Attendees are encouraged to kick off festivities by boarding the zoo’s Eagle Train for a tour of Brackenridge Park. There will be brief stops along the way, complete with complimentary craft cocktails and live music. The evening culminates at the Sunken Garden Theater, where guests may enjoy more music, cocktails and a dinner menu created by noted local chef Jason Dady.
Supporters for Brackenridge Park hope to raise awareness for the park. The city has completed a long-range master plan for the 300-acre-plus park. Also, the city’s proposed $850 mil-lion bond includes money for improvements for the park. Voters will consider the multi-proposition bond May 6.
For details, visit www.brackenridgepark.org.
AHISD revises rules following cheating scandal
Alamo Heights Independent School District officials said they are empowering teachers to report incidents of cheating or plagiarism.
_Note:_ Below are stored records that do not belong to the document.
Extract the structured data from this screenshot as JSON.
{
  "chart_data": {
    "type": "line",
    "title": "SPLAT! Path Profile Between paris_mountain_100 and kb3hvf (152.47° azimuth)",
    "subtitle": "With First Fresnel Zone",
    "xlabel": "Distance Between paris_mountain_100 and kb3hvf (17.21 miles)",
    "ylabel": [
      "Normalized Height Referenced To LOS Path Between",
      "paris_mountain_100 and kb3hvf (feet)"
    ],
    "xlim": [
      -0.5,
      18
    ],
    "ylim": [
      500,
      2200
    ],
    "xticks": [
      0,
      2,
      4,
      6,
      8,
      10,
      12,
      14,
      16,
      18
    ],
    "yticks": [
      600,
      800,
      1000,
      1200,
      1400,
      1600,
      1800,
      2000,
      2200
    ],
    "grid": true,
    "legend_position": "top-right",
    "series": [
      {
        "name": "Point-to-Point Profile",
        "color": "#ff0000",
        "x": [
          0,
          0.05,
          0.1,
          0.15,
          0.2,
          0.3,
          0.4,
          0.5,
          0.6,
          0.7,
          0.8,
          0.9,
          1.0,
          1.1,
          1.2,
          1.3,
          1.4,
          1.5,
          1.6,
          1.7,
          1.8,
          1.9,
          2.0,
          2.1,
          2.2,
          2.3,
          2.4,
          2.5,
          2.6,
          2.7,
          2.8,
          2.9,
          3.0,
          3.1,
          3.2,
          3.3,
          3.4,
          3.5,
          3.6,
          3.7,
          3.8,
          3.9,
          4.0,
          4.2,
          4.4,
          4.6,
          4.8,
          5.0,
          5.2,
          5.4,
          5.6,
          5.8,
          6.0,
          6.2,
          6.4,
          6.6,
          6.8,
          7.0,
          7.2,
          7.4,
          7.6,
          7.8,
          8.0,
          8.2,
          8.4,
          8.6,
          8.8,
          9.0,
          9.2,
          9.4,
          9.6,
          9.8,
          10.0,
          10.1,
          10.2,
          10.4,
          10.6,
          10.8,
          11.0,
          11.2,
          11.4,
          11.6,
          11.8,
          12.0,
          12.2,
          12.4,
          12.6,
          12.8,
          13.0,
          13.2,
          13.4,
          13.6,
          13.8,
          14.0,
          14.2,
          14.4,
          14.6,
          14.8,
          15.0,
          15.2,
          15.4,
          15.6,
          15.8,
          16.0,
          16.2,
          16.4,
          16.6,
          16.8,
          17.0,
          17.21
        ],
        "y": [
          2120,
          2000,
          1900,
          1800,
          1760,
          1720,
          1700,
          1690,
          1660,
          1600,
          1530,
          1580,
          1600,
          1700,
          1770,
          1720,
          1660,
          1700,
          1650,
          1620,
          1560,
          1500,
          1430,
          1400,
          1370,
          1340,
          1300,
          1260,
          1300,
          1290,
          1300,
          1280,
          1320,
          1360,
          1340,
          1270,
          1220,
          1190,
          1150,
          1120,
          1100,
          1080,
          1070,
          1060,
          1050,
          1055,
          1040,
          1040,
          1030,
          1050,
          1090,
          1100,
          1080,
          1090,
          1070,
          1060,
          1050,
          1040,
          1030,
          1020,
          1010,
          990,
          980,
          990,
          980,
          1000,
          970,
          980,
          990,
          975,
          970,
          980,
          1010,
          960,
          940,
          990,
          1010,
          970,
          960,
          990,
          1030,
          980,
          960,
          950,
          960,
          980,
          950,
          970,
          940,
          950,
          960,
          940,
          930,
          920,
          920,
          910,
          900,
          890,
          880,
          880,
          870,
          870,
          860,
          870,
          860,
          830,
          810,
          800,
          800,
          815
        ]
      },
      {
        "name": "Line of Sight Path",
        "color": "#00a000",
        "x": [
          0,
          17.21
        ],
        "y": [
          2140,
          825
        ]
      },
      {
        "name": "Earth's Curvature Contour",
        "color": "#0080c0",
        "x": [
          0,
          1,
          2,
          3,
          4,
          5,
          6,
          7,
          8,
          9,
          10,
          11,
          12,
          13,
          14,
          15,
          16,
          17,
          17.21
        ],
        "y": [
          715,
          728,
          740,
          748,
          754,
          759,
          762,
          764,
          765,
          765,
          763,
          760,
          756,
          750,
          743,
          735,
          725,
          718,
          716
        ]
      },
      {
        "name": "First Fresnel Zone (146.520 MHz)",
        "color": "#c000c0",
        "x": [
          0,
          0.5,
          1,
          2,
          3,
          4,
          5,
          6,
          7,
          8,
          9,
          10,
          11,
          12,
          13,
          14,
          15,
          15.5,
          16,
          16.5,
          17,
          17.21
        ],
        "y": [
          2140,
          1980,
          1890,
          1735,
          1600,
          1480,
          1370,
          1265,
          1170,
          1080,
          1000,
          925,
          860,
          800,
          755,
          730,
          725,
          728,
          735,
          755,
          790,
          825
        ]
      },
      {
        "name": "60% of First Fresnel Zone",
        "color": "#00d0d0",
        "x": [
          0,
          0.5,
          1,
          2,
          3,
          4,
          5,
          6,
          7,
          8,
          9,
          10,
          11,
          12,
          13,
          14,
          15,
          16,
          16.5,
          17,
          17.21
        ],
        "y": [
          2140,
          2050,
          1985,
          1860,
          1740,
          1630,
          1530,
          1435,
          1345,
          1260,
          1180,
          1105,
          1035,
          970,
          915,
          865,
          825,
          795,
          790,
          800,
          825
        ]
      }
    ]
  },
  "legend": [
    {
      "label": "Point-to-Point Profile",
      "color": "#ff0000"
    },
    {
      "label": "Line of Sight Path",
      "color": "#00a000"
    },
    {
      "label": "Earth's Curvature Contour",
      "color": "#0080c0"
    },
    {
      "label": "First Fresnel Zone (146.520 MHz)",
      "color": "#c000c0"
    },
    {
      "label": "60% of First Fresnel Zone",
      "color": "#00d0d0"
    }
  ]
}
This follows an incident where more than 100 students were caught last November cheating or plagiarizing.
According to news reports, district leaders said many teachers feared they had little or no power to be involved in effective consequences for students violating academic integrity rules.
Currently, district guidelines stipulate a blend of teacher-provided consequences and a 15-day suspension from extracurriculars for students caught cheating or plagiarizing.
The new rules will become effective this fall; teachers will be able to select from an offering of classroomcentric consequences for such students. Consequences for first-time offenders range from redoing an assignment for partial credit, losing credit or receiving a lower grade.
Second-time offenders would be offered any of those options. Additionally, the teacher would alert campus honor societies of their student’s action and/or provide a lower conduct grade.
According to media accounts, the district’s education advisory council crafted a subcommittee to form new guidelines with teachers, coaches, students and administrators to craft the revamped guidelines.